Sans expérience politique, l’acteur comique Jimmy Morales, 46 ans, est en effet arrivé en tête du premier tour de l’élection présidentielle, avec près de 24% des suffrages, selon 97% des bulletins dépouillés lundi soir. Le candidat atypique de droite devançait l’ex-première dame Sandra Torres, 59 ans, soutenue par l’Union nationale de l’espoir (UNE, social-démocrate) et l’homme d’affaires millionnaire Manuel Baldizón, 45 ans, porté par le parti Liberté démocratique (Lider, droite). Tous deux étaient au coude à coude à un peu plus de 19% des voix.

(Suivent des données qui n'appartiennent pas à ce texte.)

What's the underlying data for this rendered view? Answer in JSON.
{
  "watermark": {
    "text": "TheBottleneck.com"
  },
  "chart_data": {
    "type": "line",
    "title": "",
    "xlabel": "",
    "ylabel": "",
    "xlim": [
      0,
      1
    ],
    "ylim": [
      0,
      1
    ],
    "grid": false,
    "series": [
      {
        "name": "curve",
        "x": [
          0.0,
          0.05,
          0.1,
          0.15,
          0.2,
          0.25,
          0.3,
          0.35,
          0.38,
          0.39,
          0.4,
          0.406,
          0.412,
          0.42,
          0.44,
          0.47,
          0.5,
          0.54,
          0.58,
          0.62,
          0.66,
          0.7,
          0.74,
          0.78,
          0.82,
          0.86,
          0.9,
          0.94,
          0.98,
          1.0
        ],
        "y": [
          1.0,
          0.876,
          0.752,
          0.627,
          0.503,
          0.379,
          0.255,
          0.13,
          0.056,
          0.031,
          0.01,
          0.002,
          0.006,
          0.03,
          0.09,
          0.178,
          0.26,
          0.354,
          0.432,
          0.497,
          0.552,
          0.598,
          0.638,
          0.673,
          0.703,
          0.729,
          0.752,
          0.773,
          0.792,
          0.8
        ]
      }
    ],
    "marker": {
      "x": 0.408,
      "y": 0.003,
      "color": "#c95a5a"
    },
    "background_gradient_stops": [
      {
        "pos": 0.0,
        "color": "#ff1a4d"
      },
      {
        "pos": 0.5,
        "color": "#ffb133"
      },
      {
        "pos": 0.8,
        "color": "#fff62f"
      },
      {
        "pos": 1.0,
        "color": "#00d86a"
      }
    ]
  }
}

Rien ne dit que le comique, qui est aussi théologien, économiste et père de quatre enfants, remportera la présidence le 25 octobre. Mais son score fait sensation dans un contexte d’exaspération de la population, lassée par un système politique dans lequel elle n’a plus confiance, tandis que le pays s’enfonce dans les difficultés économiques. Plus de 50% de la population guatémaltèque vit sous le seuil de pauvreté.

Plutôt que de s’abstenir, comme le redoutait la classe politique, les électeurs ont donc porté leur choix sur Jimmy Morales, qui avait fait de la lutte contre la corruption le leitmotiv de ses shows électoraux. Au cinéma, il incarne précisément un personnage naïf qui devient président par accident. «Durant vingt ans, j’ai fait rire les gens, mais si je deviens président, je promets que je ne vais pas les faire pleurer», a répété le candidat durant sa campagne, tout en admettant qu’il n’avait pas encore de programme concret.

Jimmy Morales ne fait toutefois pas rire tout le monde. On lui reproche de s’être présenté sur la liste du FCN Nación, un parti fondé en 2008 par des militaires à la retraite. Or les organisations de défense des droits humains accusent ces militaires d’être mêlés aux exactions commises durant la guerre civile de 1960 à 1996, rappelle le journal Prensa Libre. Jimmy Morales s’en défend, écrivant sur sa page Facebook qu’il n’y a aucun militaire derrière sa candidature, et mentionnant par ailleurs que la direction du parti a été renouvelée à 99%. Le comique avait déjà tenté par le passé, en vain, de se lancer en politique, à l’échelle municipale, sur la liste du parti de droite Acción de Desarrollo Nacional, aujourd’hui disparu.